Lashina has since battled Young Justice, Birds of Prey and Wonder Woman. She is also a long-time enemy of Superman and his counterparts Superboy and Supergirl. In other appearances she has been seen battling Firestorm, Orion and Hawkgirl.
Her animated history is just as interesting: Lashina appeared on Superman: The Animated Series in several episodes. Her first appearance was in the two-parter "Little Girl Lost," where she, along with Stompa and Mad Harriet, was summoned by Granny Goodness to battle Supergirl. Lashina was the leader of the Furies, and had the final battle with Supergirl at the end of the episode. She also appeared later during the series finale two-parter, Legacy, where she apparently had a romantic relationship with Superman, but attacked him when he turned on them. Lashina also appeared in Justice League Unlimited in the first part of the series finale, Alive. She was set to appear in Season 4 of Batman Beyond in which the events of Legacy begin to haunt Superman once again. It was revealed that they had a child and he became the new ruler of Apokolips. Their son invades Gotham City which gets the attention of Terry McGinnis and the Justice League. She helps them fight off his invasion. However, the series was cancelled. The writers said that they didn't want to use the idea in Justice League or Justice League Unlimited due to the fact they wanted to focus on new characters.
Her powers are super strength, speed, and durability. And she uses steel whips that she can charge with electricity. The figure, fortunately, does not come with any whips, although I can see some fans griping over this.
Lashina uses the standard female body molds, with a distinctive head. Lashina wears an odd sort of helmet and mask that has grey strips covering her nose and chin, but leaving her eyes and mouth exposed. That's visible of her face has a pretty nasty look to it. There is a length of plastic molded hair hanging from the back.
Costume details are relatively minimal. Lashina is dressed in black, with grey stripes and circles intersecting the lines Two of the circles are, shall we say, rather strategically placed. There are also two grey stripes around the left arm.

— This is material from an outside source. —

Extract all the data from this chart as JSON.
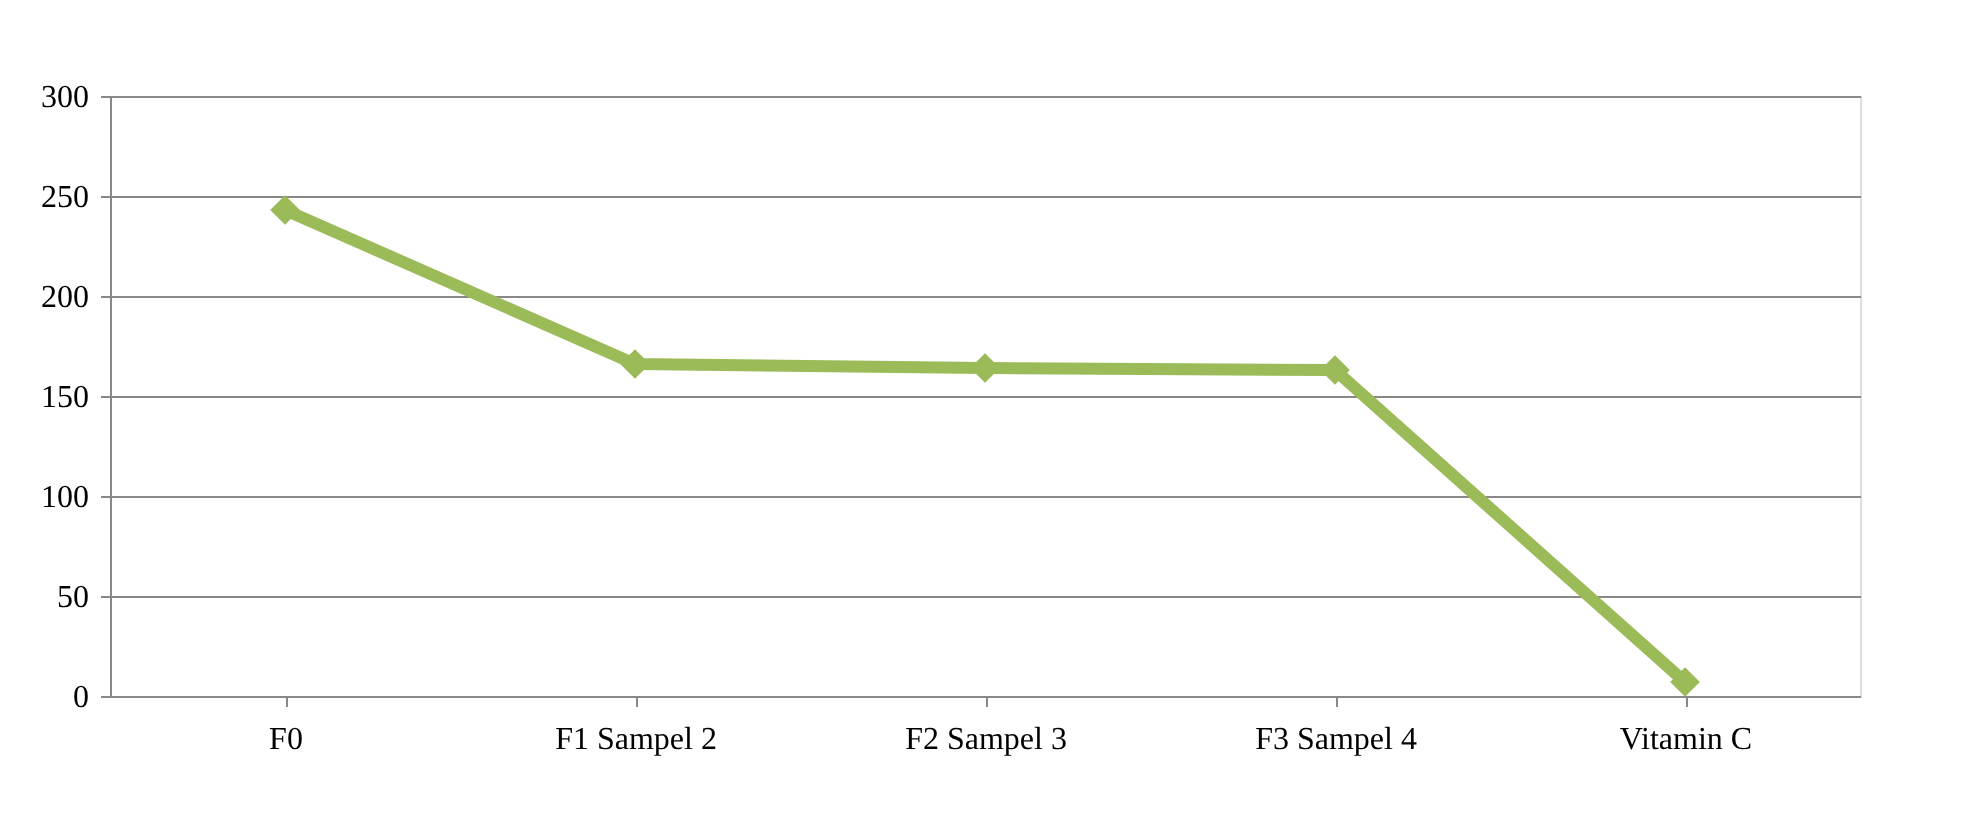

The figure does not stand up on her own easily. Unfortunately, because of the small feet, a partial result of the high heels molded to the feet, and the diagonal articulation at the hip, rather than the straight back and forth articulation of the male figures in this line, the articulation and the small surface contact of the feet don't give the female figures in the JLU line a lot of balance. Lashina does come with a transparent display base, as Mattel often provides for the female figures in this line, but I've always sort of been of the opinion that if any action figure (that has legs and feet, anyway, I suppose I should make some allowance for oddball aliens) needs a display base to stand up, then there's a design problem that needs more than a display base to correct.
Apart from this, though, Lashina is a cool figure, and like a number of the figures in this set, is probably someone who would never have otherwise seen an action figure were it not for this special set.
This is really one of the strengths of the JUSTICE LEAGUE UNLIMITED line, and one of the reasons I think it's kept going well after the animated series has concluded. They're prepared to do just about anybody from the DC Universe. I'm hopeful that the more comics-accurate "Infinite Heroes" line is able to follow in its path. I'm also hopeful for the long continuation of the JLU line, even as a Target exclusive.
So what's my final word here? What DC has done to the Fourth World in their comics is, in my opinion, a disgrace. What Mattel has done with these Fourth World characters in their Justice League Unlimited line is very cool.
And certainly, the JUSTICE LEAGUE UNLIMITED "ATTACK FROM APOKOLIPS"
6- pack definitely has my enthusiastic recommendation!